Борис улыбнулся, как будто он понимал то, о чем, как об общеизвестном, намекал князь Андрей. Но он в первый раз слышал и фамилию Вейротера и даже слово диспозиция.
– Ну что, мой милый, всё в адъютанты хотите? Я об вас подумал за это время.
– Да, я думал, – невольно отчего то краснея, сказал Борис, – просить главнокомандующего; к нему было письмо обо мне от князя Курагина; я хотел просить только потому, – прибавил он, как бы извиняясь, что, боюсь, гвардия не будет в деле.
– Хорошо! хорошо! мы обо всем переговорим, – сказал князь Андрей, – только дайте доложить про этого господина, и я принадлежу вам.
В то время как князь Андрей ходил докладывать про багрового генерала, генерал этот, видимо, не разделявший понятий Бориса о выгодах неписанной субординации, так уперся глазами в дерзкого прапорщика, помешавшего ему договорить с адъютантом, что Борису стало неловко. Он отвернулся и с нетерпением ожидал, когда возвратится князь Андрей из кабинета главнокомандующего.
– Вот что, мой милый, я думал о вас, – сказал князь Андрей, когда они прошли в большую залу с клавикордами. – К главнокомандующему вам ходить нечего, – говорил князь Андрей, – он наговорит вам кучу любезностей, скажет, чтобы приходили к нему обедать («это было бы еще не так плохо для службы по той субординации», подумал Борис), но из этого дальше ничего не выйдет; нас, адъютантов и ординарцев, скоро будет батальон.
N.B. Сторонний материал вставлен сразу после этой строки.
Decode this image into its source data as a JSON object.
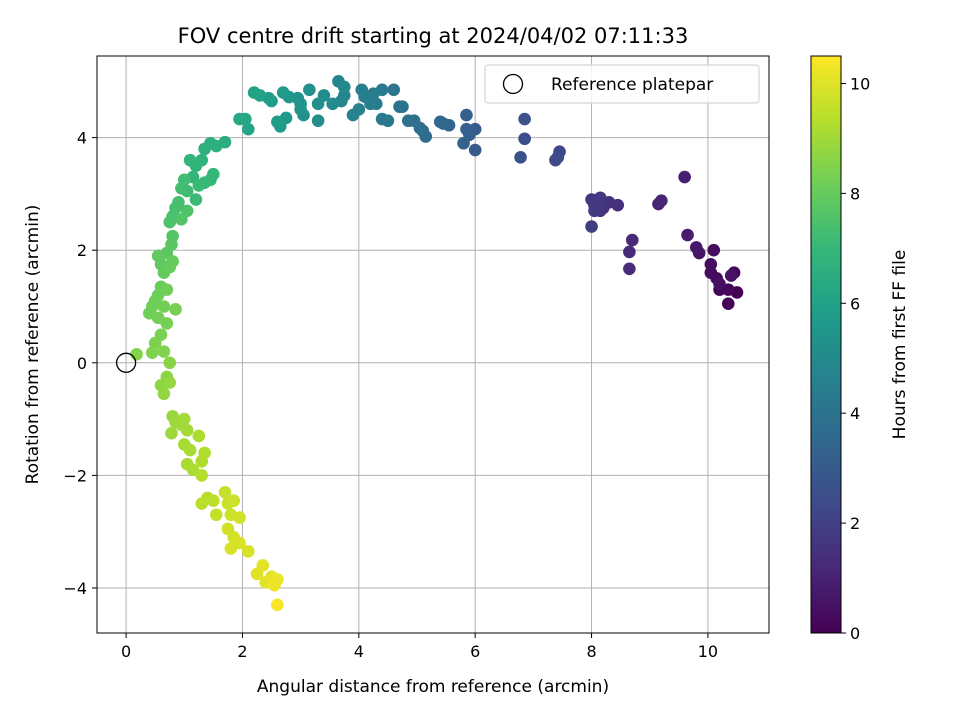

Но вот что мы сделаем: у меня есть хороший приятель, генерал адъютант и прекрасный человек, князь Долгоруков; и хотя вы этого можете не знать, но дело в том, что теперь Кутузов с его штабом и мы все ровно ничего не значим: всё теперь сосредоточивается у государя; так вот мы пойдемте ка к Долгорукову, мне и надо сходить к нему, я уж ему говорил про вас; так мы и посмотрим; не найдет ли он возможным пристроить вас при себе, или где нибудь там, поближе .к солнцу.
Князь Андрей всегда особенно оживлялся, когда ему приходилось руководить молодого человека и помогать ему в светском успехе. Под предлогом этой помощи другому, которую он по гордости никогда не принял бы для себя, он находился вблизи той среды, которая давала успех и которая притягивала его к себе. Он весьма охотно взялся за Бориса и пошел с ним к князю Долгорукову.